Wish Fulfilments

Here are a few paragraphs from an Easter message appearing in the TimesOnline (UK), that religion correspondent Ruth Gledhill describes as an example of “Radical Orthodoxy,” by N.T. Wright, Bishop of Durham.
The Church must stop trivialising Easter

“The stories of the Resurrection are certainly not “wish-fulfilments” or the result of what dodgy social science calls “cognitive dissonance”. First-century Jews who followed would-be messiahs knew that if your leader got killed by the authorities, it meant you had backed the wrong man. You then had a choice: give up the revolution or get yourself a new leader. Going around saying that he’d been raised from the dead wasn’t an option.
Unless he had been. Jesus of Nazareth was certainly dead by the Friday evening; Roman soldiers were professional killers and wouldn’t have allowed a not-quite-dead rebel leader to stay that way for long. When the first Christians told the story of what happened next, they were not saying: “I think he’s still with us in a spiritual sense” or “I think he’s gone to heaven”. All these have been suggested by people who have lost their historical and theological nerve.
“The historian must explain why Christianity got going in the first place, why it hailed Jesus as Messiah despite His execution (He hadn’t defeated the pagans, or rebuilt the Temple, or brought justice and peace to the world, all of which a Messiah should have done), and why the early Christian movement took the shape that it did. The only explanation that will fit the evidence is the one the early Christians insisted upon – He really had been raised from the dead. His body was not just reanimated. It was transformed, so that it was no longer subject to sickness and death.
“Let’s be clear: the stories are not about someone coming back into the present mode of life. They are about someone going on into a new sort of existence, still emphatically bodily, if anything, more so. When St Paul speaks of a “spiritual” resurrection body, he doesn’t mean “non-material”, like a ghost. “Spiritual” is the sort of Greek word that tells you,not what something is made of, but what is animating it. The risen Jesus had a physical body animated by God’s life-giving Spirit. Yes, says St Paul, that same Spirit is at work in us, and will have the same effect – and in the whole world…”
“Easter has been sidelined because this message doesn’t fit our prevailing world view. For at least 200 years the West has lived on the dream that we can bring justice and beauty to the world all by ourselves.
The split between God and the “real” world has produced a public life that lurches between anarchy and tyranny, and an aesthetic that swings dramatically between sentimentalism and brutalism. But we still want to do things our own way, even though we laugh at politicians who claim to be saving the world, and artists who claim “inspiration” when they put cows in formaldehyde.
The world wants to hush up the real meaning of Easter. Death is the final weapon of the tyrant or, for that matter, the anarchist, and resurrection indicates that this weapon doesn’t have the last word.”

Kerygmatic Vocation

“Our Christian faith — and correlatively, our account of apologetics — is tainted by modernism when we fail to appreciate the effects of sin on reason. When this is ignored, we adopt an Enlightenment optimism about the role of a supposedly neutral reason in recognition of truth. (We also end up committed to ‘Constantinain’ strategies that, under the banner of natural law, seek to build a ‘Christian America.’
“To put this in more familiar terms, classical apologetics operates with a very modern notion of reason; ‘presuppositional’ apologetics, on the other hand, is postmodern (and Augustinian!) insofar as it recognizes the role of presuppositions in both what counts as truth and what is recognized as true. For this reason, postmodernism can be a catalyst for the church to reclaim its faith not as a system of truth dictated by a neutral reason but rather as a story that requires ‘eyes to see and ears to hear.’ The primary responsibility of the church as witness, then, is not demonstration but rather proclamation — the kerygmatic vocation of proclaiming the Word made flesh rather than the thin realities of theism that a supposedly neutral reason yields.”

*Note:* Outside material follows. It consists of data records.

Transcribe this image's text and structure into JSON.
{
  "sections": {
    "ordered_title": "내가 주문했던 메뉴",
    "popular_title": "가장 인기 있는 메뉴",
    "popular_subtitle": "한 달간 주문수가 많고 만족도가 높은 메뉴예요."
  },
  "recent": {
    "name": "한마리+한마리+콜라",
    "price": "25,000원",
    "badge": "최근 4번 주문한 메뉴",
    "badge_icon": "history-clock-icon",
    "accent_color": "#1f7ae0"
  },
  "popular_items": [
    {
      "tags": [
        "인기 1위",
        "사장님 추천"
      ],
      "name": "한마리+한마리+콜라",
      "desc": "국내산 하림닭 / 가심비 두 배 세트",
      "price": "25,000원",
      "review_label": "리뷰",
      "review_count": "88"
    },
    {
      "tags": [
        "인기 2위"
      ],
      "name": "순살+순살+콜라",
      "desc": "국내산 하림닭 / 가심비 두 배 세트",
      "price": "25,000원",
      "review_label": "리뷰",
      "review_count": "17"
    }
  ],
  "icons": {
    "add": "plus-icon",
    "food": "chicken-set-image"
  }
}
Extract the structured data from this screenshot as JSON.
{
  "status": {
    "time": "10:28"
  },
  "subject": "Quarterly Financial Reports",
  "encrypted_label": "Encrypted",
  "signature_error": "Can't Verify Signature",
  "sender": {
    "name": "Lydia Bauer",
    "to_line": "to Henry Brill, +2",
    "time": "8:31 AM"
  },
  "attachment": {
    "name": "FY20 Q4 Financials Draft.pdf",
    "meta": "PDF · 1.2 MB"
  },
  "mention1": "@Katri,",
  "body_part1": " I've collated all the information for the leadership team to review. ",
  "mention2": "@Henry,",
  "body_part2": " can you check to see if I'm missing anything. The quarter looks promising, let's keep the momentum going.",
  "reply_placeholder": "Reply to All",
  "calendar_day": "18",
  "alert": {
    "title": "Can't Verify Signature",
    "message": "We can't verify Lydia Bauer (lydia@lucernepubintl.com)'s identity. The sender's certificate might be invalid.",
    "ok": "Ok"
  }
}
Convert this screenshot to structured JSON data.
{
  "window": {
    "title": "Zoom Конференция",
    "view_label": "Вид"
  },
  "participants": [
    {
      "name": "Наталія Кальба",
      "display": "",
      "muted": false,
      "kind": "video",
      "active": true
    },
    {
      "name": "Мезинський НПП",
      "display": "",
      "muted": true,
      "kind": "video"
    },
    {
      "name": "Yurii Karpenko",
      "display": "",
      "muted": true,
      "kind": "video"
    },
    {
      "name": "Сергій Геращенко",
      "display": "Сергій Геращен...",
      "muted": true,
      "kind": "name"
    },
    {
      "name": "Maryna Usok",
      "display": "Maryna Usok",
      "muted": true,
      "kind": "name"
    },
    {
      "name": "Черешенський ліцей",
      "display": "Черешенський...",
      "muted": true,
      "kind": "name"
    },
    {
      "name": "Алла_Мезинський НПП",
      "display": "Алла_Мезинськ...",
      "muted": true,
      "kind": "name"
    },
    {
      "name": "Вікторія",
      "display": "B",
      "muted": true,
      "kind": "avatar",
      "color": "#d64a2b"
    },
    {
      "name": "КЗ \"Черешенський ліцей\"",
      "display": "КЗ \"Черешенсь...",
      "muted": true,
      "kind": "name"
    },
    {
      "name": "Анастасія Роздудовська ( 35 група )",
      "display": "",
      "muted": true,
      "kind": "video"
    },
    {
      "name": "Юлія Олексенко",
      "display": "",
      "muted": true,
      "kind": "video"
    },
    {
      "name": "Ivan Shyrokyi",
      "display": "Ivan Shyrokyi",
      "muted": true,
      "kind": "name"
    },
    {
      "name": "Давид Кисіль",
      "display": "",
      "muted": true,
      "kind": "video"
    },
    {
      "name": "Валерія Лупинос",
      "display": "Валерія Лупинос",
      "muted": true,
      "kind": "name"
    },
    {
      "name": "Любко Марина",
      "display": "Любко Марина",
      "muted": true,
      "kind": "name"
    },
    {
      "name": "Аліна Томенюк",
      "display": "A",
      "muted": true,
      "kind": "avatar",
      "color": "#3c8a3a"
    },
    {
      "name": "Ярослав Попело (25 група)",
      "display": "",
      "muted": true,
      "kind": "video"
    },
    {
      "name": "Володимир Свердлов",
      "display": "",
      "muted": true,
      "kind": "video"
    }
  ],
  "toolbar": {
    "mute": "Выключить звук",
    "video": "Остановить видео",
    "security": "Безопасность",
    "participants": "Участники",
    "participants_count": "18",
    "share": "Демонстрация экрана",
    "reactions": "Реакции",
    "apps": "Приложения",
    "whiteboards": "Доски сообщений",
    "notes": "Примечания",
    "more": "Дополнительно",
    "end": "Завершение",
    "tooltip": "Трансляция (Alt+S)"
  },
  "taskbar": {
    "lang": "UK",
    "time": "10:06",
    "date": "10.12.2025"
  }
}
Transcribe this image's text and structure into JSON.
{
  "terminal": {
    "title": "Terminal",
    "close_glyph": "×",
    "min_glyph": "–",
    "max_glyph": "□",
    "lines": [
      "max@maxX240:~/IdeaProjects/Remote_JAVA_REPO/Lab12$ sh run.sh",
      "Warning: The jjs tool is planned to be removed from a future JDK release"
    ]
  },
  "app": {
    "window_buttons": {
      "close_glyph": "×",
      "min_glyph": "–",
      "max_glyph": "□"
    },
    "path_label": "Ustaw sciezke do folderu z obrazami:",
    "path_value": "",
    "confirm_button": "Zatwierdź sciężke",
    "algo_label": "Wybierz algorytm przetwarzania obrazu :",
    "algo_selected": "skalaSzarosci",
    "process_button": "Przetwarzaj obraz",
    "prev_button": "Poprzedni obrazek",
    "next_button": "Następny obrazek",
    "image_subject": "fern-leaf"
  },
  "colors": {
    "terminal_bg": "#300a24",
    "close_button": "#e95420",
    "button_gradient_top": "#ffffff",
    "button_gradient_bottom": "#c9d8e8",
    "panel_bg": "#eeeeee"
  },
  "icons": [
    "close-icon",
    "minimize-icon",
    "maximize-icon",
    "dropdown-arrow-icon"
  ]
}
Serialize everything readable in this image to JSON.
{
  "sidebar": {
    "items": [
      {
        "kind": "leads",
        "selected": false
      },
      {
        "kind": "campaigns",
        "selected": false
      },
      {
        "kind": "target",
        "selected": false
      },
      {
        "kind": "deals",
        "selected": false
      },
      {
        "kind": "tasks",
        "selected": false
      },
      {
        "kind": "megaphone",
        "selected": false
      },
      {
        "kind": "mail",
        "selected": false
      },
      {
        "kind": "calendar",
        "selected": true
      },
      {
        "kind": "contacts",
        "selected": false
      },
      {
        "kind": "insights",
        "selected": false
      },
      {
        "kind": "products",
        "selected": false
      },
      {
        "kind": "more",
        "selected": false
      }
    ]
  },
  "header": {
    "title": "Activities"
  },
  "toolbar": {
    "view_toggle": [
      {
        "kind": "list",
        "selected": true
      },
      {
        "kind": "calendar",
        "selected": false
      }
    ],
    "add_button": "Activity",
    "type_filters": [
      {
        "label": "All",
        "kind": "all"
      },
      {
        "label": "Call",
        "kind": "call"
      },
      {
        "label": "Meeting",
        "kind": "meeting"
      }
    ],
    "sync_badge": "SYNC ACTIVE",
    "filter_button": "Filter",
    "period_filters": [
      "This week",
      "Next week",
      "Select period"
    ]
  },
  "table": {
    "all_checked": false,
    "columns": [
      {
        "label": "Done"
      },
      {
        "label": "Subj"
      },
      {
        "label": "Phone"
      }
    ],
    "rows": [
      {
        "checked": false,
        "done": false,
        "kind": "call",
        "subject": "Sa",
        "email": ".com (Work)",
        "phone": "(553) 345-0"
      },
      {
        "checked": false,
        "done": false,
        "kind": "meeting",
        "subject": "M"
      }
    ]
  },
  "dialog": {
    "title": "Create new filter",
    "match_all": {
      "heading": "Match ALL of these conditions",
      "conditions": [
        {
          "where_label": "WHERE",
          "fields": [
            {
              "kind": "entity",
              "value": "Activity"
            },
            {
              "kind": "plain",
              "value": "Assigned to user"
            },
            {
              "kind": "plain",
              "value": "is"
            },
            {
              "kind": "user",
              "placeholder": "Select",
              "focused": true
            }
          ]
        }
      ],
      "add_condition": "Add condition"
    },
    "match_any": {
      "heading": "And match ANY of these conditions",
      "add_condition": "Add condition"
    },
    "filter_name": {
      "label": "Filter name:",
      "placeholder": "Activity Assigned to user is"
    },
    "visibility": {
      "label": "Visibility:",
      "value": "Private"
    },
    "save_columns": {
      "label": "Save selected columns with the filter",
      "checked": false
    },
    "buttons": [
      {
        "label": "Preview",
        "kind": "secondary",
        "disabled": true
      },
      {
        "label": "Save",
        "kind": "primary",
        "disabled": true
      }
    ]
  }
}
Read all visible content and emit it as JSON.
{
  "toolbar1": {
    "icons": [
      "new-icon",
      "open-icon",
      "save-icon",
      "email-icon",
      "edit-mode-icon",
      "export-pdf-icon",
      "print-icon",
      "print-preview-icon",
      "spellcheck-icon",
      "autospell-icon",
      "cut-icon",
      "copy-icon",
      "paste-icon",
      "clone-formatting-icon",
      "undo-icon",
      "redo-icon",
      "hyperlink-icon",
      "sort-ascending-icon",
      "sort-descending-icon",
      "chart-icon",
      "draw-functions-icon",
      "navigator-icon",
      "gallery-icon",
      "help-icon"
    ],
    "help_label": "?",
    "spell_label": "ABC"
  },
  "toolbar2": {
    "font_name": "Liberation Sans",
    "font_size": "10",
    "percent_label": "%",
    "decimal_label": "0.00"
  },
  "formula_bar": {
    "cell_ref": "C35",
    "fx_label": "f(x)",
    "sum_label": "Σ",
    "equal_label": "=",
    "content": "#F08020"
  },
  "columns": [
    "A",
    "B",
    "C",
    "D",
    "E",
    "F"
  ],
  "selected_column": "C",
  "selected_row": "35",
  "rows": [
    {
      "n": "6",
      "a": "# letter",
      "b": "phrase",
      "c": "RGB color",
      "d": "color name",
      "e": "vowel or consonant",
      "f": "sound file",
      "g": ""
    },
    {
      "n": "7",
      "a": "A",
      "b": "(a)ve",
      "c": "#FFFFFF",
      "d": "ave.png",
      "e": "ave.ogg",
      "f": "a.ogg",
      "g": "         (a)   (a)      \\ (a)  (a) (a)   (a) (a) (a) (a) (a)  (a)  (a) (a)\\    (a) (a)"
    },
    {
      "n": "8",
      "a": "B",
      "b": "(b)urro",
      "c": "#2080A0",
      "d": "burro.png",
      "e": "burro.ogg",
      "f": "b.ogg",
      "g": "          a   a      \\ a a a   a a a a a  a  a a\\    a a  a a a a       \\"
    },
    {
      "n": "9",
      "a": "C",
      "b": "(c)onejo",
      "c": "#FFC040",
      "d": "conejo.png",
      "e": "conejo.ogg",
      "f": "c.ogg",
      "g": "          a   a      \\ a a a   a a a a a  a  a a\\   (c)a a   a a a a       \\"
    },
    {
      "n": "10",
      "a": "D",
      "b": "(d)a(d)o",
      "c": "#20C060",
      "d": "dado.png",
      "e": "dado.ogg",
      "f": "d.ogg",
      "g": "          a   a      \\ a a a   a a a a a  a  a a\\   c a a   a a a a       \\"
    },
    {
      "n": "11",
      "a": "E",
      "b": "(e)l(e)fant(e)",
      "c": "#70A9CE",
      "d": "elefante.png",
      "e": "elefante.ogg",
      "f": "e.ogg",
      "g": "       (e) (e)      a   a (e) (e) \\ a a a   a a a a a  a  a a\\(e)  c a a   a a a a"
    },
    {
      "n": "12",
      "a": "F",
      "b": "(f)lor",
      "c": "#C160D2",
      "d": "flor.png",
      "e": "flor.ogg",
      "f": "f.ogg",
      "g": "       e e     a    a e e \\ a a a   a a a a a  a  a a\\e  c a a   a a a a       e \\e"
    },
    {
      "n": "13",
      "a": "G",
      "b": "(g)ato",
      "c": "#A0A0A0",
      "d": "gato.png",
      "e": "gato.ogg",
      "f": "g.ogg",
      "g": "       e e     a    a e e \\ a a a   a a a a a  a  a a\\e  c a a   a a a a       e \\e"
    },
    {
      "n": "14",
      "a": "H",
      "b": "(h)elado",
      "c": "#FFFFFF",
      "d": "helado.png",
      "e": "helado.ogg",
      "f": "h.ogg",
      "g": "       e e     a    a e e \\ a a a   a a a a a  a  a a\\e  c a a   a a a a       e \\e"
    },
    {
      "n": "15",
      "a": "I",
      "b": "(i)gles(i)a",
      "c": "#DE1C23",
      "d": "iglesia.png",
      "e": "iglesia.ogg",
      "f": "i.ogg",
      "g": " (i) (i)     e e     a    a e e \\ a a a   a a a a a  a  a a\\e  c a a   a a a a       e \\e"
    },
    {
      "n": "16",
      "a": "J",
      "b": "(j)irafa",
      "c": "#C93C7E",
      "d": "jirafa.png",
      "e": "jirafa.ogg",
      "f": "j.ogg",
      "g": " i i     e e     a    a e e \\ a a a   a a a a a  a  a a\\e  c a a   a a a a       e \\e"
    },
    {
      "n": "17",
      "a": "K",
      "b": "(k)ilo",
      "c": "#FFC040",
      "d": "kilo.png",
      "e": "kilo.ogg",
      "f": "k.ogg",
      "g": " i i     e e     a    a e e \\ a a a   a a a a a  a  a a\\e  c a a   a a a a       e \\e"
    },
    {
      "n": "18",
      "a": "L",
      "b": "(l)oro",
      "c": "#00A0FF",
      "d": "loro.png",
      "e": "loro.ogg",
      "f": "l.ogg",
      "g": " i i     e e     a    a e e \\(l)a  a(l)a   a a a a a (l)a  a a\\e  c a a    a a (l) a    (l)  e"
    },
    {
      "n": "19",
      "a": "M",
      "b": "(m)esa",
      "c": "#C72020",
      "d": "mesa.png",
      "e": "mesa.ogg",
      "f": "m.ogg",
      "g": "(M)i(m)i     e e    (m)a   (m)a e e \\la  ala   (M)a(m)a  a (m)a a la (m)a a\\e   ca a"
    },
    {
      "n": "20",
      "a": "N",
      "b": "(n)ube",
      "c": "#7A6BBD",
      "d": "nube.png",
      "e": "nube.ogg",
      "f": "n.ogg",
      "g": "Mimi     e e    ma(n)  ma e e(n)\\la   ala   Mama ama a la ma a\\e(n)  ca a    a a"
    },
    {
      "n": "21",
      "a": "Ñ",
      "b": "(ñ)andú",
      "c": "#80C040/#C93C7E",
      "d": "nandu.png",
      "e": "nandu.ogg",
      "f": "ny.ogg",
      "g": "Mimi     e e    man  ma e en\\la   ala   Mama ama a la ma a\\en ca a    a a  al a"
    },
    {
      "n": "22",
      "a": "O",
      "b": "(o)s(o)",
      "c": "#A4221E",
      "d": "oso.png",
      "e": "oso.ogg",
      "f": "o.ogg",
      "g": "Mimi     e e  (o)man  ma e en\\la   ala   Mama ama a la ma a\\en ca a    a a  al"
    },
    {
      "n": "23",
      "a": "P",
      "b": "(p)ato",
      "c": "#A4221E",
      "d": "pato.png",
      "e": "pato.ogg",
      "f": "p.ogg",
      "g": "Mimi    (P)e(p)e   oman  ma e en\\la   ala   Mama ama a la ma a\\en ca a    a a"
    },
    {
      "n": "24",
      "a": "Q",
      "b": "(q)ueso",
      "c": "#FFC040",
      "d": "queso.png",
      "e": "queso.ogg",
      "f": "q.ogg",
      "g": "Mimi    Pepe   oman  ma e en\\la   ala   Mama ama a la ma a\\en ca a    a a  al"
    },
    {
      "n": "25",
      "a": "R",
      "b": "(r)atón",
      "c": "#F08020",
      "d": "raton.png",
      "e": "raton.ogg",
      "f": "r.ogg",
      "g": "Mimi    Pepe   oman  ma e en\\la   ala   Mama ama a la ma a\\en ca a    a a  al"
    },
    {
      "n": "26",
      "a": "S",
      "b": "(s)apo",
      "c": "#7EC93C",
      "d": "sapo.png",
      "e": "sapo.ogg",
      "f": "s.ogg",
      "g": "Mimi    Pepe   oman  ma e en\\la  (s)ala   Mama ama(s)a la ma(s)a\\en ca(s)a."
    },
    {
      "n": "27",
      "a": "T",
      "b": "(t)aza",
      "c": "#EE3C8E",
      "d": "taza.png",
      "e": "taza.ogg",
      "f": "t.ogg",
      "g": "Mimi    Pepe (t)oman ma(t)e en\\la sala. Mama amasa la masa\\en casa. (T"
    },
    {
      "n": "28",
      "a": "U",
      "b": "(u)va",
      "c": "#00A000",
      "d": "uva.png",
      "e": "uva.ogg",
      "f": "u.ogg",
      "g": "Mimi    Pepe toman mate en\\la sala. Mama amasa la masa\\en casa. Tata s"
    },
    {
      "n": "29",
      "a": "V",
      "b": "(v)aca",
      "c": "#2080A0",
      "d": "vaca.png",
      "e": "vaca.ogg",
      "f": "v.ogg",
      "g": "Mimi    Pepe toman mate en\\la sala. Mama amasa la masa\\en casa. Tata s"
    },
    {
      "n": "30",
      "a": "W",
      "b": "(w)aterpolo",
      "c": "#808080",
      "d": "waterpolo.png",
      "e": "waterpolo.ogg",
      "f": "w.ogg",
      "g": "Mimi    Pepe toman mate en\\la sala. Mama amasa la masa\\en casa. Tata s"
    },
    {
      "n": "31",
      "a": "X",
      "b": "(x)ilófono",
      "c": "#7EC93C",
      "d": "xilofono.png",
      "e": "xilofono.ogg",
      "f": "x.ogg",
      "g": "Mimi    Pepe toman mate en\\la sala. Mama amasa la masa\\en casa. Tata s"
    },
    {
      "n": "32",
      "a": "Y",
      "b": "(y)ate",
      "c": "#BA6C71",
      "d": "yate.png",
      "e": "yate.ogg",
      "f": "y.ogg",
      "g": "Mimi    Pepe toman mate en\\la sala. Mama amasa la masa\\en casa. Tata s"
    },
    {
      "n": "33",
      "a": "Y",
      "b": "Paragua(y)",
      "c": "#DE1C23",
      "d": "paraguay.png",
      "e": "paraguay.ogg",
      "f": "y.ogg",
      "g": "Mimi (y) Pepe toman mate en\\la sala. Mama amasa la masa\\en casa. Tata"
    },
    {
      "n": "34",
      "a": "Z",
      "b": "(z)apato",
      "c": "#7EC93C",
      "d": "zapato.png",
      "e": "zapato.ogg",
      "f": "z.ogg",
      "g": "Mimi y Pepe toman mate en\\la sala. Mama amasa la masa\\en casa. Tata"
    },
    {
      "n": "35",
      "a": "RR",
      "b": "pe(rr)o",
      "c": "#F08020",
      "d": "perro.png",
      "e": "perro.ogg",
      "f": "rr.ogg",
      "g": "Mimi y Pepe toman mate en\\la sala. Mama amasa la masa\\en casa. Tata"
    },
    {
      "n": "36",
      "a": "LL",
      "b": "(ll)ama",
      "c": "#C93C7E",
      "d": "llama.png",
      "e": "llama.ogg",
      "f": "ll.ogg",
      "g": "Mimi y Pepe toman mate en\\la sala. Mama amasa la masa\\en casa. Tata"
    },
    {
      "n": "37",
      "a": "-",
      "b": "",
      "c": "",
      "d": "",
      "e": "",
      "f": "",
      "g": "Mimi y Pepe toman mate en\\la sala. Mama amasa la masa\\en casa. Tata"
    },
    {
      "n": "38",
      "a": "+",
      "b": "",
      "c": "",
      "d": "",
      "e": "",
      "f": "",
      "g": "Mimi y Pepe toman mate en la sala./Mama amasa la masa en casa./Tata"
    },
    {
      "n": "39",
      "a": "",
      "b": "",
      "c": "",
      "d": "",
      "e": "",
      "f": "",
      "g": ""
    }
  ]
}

James K.A. Smith, PhD., Who’s Afraid of Postmodernism?; p. 28.
I wonder whether a lot of this modern/postmodern stuff is a replying anew the differences between Platonic and Aristotelian thought? Between Augustinian and Thomistic thought?
The latter is being played out in this new world of Post-Christendom, particularly within the context of the American Culture-War dynamic. What do we make of this?
Frankly, as I continue to move into the idea of re-formation out of the “Systems” (City of the World) and into some sort of “other than” (City of God) — perhaps a move out into the desert, metaphorically speaking — the rethinking of how we perceive and live out this Christian Life in our changing national context (really this ground shift of perceptional foundations within the culture), the more I am drawn to pre-Constantinian examples of Christianity. A “kerygmatic vocation.”